Lululemon (LULU) is set to report fourth quarter fiscal 2021 earnings results after the closing bell Tuesday. While the yoga sports apparel specialist continues to dominate retail, employing a winning strategy to lead the secular health and wellness trend, valuation fears have emerged.
After a 56% rally over the past year, Lululemon’s stock has fallen 10% year to date, trailing the 6% rise in the S&P 500 index. Competition concerns from the likes of Nike (NKE) and Under Armour (UA), among others, have also pressured the stock. But these fears appear to be misplaced given the company’s strong Q3 results, putting LULU on track to surpass its growth plan despite the pandemic disruptions.
Trading at a forward P/E ratio of 69 times and a forward Price/Sales ratio of 9.5 time, well above the S&P 500 index, LULU stock price assumes not only another beat-and-raise quarter on Tuesday, but also flawless execution going forward. But that’s not the first time Lululemon, which is positioned to dominate a $3 trillion global wellness market, has heard the valuation argument. This seems like a good buying opportunity for investors who have a longer-term horizon.
Operating more than 500 athletic apparel stores around the world, the company continues to expand internationally while growing its online, direct-to-consumer business. Revenue growth outside of North America reached 45% in Q3, recovering well from the first two quarters. For the stock to revert back to its growth trajectory, the company on Tuesday will need to provide updates on its growth initiatives, including its Men's and digital revenue categories, while projecting profit margin expansion.
For the quarter that ended February, Wall Street expects the Vancouver-based apparel maker to earn $2.49 per share on revenue of $1.66 billion. This compares to the year-ago quarter when earnings came to $2.28 per share on revenue of $1.48 billion. For the full year, earnings are expected to be $4.58 per share, down from $4.93 a year ago, while full-year revenue of $4.33 billion would rise 8.9% year over year.
Despite lower physical stores' productivity, the company last quarter produced strong top-line growth, further demonstrating why it's the clear-cut leader in its category. Third quarter revenue grew 22% year over year to $1.12 billion, easily beating estimates of $1.05 billion. The beat was notable given the capacity constraints the company has endured in some markets due to the pandemic.
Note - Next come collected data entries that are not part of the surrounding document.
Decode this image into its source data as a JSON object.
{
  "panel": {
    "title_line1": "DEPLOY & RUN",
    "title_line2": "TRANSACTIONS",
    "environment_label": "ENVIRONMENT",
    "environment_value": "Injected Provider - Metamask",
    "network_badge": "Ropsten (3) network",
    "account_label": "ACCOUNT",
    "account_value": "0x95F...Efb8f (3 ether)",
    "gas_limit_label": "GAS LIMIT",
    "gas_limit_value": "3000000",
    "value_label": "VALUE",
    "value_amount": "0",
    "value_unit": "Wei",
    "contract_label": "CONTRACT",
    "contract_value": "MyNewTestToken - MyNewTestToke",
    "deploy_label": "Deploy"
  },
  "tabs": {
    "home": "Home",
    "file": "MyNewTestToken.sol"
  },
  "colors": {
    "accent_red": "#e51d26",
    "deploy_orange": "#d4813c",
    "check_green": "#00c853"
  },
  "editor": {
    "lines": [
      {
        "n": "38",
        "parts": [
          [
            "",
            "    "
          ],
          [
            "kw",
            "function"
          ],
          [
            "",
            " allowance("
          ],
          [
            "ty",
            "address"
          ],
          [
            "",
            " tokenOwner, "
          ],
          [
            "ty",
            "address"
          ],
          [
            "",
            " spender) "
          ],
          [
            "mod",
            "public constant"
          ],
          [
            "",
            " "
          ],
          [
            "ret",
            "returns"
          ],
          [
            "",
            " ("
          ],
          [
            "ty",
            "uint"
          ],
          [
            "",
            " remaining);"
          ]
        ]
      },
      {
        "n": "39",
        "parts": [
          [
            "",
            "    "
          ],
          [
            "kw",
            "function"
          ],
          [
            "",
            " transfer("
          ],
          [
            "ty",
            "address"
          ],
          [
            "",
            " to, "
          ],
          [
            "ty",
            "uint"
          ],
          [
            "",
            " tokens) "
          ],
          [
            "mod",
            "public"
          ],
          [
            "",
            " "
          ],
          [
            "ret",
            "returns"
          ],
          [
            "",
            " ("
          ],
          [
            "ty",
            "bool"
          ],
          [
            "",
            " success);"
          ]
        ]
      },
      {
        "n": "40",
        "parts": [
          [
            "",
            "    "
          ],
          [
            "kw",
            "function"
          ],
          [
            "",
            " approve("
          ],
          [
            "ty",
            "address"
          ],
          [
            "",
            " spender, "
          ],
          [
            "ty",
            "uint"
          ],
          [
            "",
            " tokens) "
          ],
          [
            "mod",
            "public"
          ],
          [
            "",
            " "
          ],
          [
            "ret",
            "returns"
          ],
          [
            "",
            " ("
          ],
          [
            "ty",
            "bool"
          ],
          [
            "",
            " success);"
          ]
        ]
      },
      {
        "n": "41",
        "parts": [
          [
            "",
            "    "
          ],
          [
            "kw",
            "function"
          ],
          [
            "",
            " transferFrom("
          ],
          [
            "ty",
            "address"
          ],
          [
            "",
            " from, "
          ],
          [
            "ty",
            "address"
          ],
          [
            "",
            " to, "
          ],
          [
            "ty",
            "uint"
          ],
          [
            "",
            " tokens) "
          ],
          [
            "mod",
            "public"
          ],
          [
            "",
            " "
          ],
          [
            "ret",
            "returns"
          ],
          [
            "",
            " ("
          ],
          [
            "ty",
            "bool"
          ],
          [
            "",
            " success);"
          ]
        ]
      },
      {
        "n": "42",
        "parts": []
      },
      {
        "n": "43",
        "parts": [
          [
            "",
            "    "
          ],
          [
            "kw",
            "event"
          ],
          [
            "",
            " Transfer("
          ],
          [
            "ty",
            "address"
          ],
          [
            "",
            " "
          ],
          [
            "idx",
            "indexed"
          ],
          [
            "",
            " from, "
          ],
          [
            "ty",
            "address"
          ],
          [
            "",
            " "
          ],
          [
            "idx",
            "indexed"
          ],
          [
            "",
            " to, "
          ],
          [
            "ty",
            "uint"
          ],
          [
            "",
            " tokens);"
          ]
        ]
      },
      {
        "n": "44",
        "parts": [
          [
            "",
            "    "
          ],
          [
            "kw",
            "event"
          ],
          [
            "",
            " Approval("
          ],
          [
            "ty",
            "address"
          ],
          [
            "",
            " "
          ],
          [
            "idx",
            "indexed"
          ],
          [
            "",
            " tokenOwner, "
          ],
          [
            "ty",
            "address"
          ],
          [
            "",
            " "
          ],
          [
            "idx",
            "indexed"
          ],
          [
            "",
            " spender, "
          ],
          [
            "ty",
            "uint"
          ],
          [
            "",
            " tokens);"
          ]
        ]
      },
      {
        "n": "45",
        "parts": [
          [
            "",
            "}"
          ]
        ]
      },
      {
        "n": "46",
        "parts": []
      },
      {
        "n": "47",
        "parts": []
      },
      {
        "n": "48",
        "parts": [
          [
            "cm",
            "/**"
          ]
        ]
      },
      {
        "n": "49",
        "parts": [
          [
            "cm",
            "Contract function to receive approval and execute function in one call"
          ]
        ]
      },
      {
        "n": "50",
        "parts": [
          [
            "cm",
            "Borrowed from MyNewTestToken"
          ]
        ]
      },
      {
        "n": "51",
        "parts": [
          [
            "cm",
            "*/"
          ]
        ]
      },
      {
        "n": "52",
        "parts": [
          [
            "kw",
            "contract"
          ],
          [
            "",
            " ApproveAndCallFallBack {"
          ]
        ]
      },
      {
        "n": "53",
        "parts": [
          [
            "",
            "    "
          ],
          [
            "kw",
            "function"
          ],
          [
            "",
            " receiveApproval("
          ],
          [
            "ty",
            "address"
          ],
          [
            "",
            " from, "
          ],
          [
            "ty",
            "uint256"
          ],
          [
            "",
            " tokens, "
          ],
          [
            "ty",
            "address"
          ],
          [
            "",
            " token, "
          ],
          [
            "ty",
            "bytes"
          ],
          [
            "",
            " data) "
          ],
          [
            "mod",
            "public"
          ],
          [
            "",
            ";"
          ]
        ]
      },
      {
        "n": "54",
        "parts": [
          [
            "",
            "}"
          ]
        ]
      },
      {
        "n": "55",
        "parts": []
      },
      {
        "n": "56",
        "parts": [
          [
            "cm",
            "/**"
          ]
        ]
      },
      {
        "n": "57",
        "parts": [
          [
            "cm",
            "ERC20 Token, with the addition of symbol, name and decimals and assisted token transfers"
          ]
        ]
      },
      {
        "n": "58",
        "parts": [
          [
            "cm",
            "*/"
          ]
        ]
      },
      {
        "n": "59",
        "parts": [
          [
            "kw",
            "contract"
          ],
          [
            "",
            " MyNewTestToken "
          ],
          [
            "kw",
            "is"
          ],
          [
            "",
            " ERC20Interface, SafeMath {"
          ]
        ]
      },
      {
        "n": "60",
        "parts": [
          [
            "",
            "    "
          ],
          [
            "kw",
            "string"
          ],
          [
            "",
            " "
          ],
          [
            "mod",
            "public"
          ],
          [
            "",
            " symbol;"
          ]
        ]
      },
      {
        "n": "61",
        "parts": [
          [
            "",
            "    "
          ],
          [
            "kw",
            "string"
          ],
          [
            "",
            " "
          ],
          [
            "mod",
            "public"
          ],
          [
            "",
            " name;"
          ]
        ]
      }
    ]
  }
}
LULU benefited from its direct-to-consumer channel which accounted for 43% of total revenue, while digital comps surged 93% year over year.
The bottom line was just as impressive, rising 21% year over year to $1.16, above consensus of $1.10. The company's Q3 results demonstrated the execution of the various key metrics management has targeted, including Men's revenue which grew 14% year over year. The company’s recent acquisition of MIRROR also boosted revenue during the quarter. The company noted that it now expects MIRROR revenue of over $150 million, up from previous estimates of $100 million.
When considering that LULU paid just $500 million in the deal for MIRROR, expecting over $150 million in revenue (and growing) suggests the deal will soon pay for itself. Investors are eager to see whether these growth trends in MIRROR, Men’s category, e-commerce, among others, can continue. And if so, LULU’s recent stock pullback might have stretched too far in the wrong direction.